Medium (default)  allows more Survivors. This option is usually recommended for most applications. It is a compromise between computation time and the necessity of preserving "genetic material" to create an appropriate model.
High  allows many Survivors. This option sometimes makes it possible to solve a hard problem at the expense of computation time.
Model Complexity
This control determines the allowed length of the formula of a candidate for survival by adjusting the relative penalty for overall model complexity at the output of each layer. Changing this option allows you to decide whether to allow more complex models with a tighter data fit (and maybe better predictions), or to agree to a looser fit for the sake of model simplicity or to avoid overfit. When testing different combinations of GMDH parameters, Model Complexity should be tried first.

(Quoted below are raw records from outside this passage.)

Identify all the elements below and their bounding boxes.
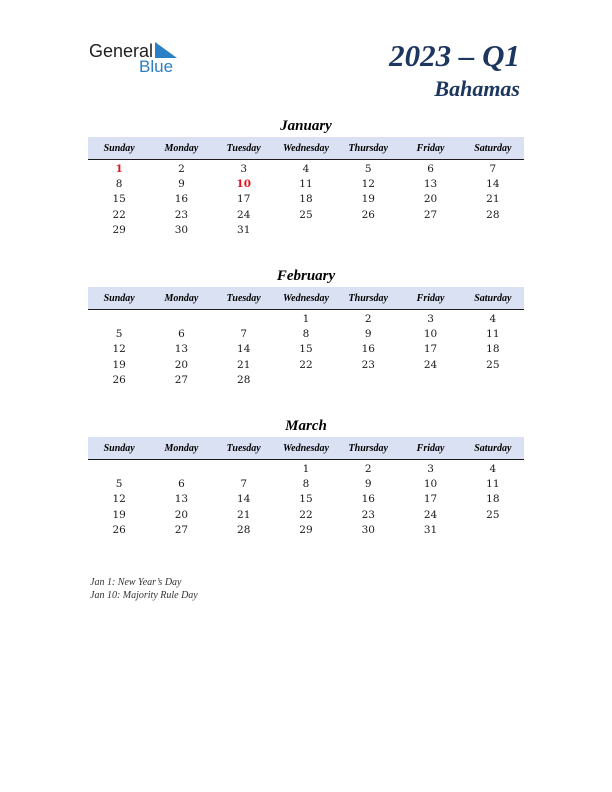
month-title: March	[285, 418, 327, 434]
weekday-header	[88, 437, 524, 460]
week-row	[88, 372, 524, 387]
day-cell: 11	[486, 327, 500, 340]
day-cell: 22	[299, 508, 313, 521]
weekday-label: Wednesday	[283, 292, 329, 304]
day-cell: 16	[361, 493, 375, 506]
holiday-notes	[90, 576, 198, 602]
weekday-label: Thursday	[348, 442, 388, 454]
day-cell: 8	[302, 327, 310, 340]
day-cell: 21	[237, 358, 251, 371]
day-cell: 10	[423, 477, 438, 490]
day-cell: 25	[299, 208, 313, 221]
day-cell: 20	[423, 193, 438, 206]
week-row	[88, 311, 524, 326]
week-row	[88, 492, 524, 507]
day-cell: 31	[237, 223, 251, 236]
logo-text-general: General	[89, 41, 154, 61]
day-cell: 14	[486, 177, 500, 190]
week-row	[88, 461, 524, 476]
day-cell: 29	[112, 223, 126, 236]
day-cell: 27	[423, 208, 438, 221]
day-cell: 4	[302, 162, 310, 175]
holiday-day-cell: 1	[115, 162, 123, 175]
day-cell: 3	[427, 312, 434, 325]
day-cell: 23	[361, 358, 375, 371]
day-cell: 4	[489, 462, 497, 475]
day-cell: 18	[299, 193, 313, 206]
month-january	[88, 117, 524, 237]
day-cell: 22	[112, 208, 126, 221]
day-cell: 7	[240, 327, 248, 340]
day-cell: 24	[423, 508, 438, 521]
month-title: January	[280, 118, 332, 134]
day-cell: 18	[486, 493, 500, 506]
weekday-label: Tuesday	[226, 142, 261, 154]
day-cell: 14	[237, 493, 251, 506]
holiday-day-cell: 10	[236, 177, 252, 190]
day-cell: 9	[364, 477, 372, 490]
day-cell: 2	[364, 462, 372, 475]
weekday-label: Sunday	[103, 292, 135, 304]
day-cell: 17	[237, 193, 251, 206]
day-cell: 12	[112, 343, 126, 356]
day-cell: 3	[240, 162, 248, 175]
day-cell: 20	[174, 358, 189, 371]
weekday-label: Saturday	[474, 292, 512, 304]
day-cell: 9	[178, 177, 185, 190]
weekday-label: Monday	[164, 442, 199, 454]
day-cell: 16	[361, 343, 375, 356]
day-cell: 5	[364, 162, 372, 175]
day-cell: 19	[112, 358, 126, 371]
day-cell: 28	[237, 523, 251, 536]
day-cell: 19	[361, 193, 375, 206]
day-cell: 5	[115, 327, 123, 340]
weekday-label: Monday	[164, 142, 199, 154]
day-cell: 24	[237, 208, 251, 221]
day-cell: 28	[237, 373, 251, 386]
weekday-label: Sunday	[103, 142, 135, 154]
holiday-note: Jan 10: Majority Rule Day	[90, 590, 198, 601]
day-cell: 16	[174, 193, 189, 206]
weekday-label: Wednesday	[283, 142, 329, 154]
day-cell: 8	[115, 177, 123, 190]
day-cell: 11	[486, 477, 500, 490]
day-cell: 31	[423, 523, 438, 536]
day-cell: 18	[486, 343, 500, 356]
day-cell: 17	[423, 493, 438, 506]
day-cell: 21	[237, 508, 251, 521]
month-february	[88, 267, 524, 387]
week-row	[88, 357, 524, 372]
week-row	[88, 161, 524, 176]
day-cell: 9	[364, 327, 372, 340]
month-march	[88, 417, 524, 537]
weekday-label: Monday	[164, 292, 199, 304]
day-cell: 13	[174, 343, 189, 356]
week-row	[88, 507, 524, 522]
day-cell: 23	[361, 508, 375, 521]
month-title: February	[276, 268, 336, 284]
day-cell: 13	[174, 493, 189, 506]
day-cell: 29	[299, 523, 313, 536]
day-cell: 11	[299, 177, 313, 190]
day-cell: 2	[178, 162, 185, 175]
day-cell: 6	[427, 162, 434, 175]
day-cell: 15	[299, 343, 313, 356]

Low  allows only candidates with relatively short formulas to survive by introducing a high penalty for overall model complexity. This mode is usually recommended if you want to obtain a simple formula, or if you are trying to avoid overfitting, especially if the number of samples in the training set is small.
Medium (default)  allows candidates with mediumsized formulas to survive by introducing a normal penalty for overall model complexity.
High  allows candidates with longer formulas to survive and introduces a lower penalty value for overall model complexity. Sometimes this mode results in a better model, but usually it overfits the data in the training set.
Model Optimization
Usually the model obtained by GMDH may be optimized by giving up some unnecessary terms at different stages of the algorithm. Since there is no way to determine ahead of time which terms should be removed, GMDH includes several different model optimization options which implement different strategies, trading thoroughness for speed.
Off  this mode is very fast, but it creates extremely complex solutions and usually is not recommended except for a very rough determination of significant variables.
Fast  this mode of optimization is fast, but it may leave some terms which would be removed in the case of a more thorough optimization.
Smart (default)  this mode provides smart optimization which in most cases is an optimal tradeoff between calculation speed and model quality.
Missing Values
See Missing Values for details.
Useful Hints
The recommended order of parameter variation (and the order of applying their corresponding values) for Smart GMDH is listed below:
Most Significant Parameters
Model Complexity: Medium, High, Low
Model Diversity: Medium, High
Setting this control to Low is not recommended, except for when you want to perform a quick test of a very large problem, or if your computer is very slow. The higher the value of Diversity, the better the result, but with longer computation time.
Model Optimization: Smart
You may also try Fast if your problem is quite large and/or your computer is quite slow. Sometimes Fast gives the same or worse results than Smart; but never better. Selecting the Off option makes sense only for a "quick and rough" estimation, because the results will definitely be worse than Fast.
Less Significant Parameters
Data scaling: <<1, 1>> with min/max chosen by mean plus or minus 1 standard deviation (or 3 standard deviations for complex data such as financial data), <<1, 1>> with min/max chosen in the usual way. (Scaling using a standard deviation is done in the Define Inputs and Outputs module.)
Model Nonlinearity: High, Off, Medium, Low
High is strongly recommended for most cases. Selecting the Off option may improve performance when your function is close to a linear combination of many inputs. If this is not the case, selecting off will definitely decrease performance. Medium and Low usually give worse results than High. Try them only as a last resort when you have tested all other combinations for Smart GMDH and you don't want to use Advanced GMDH.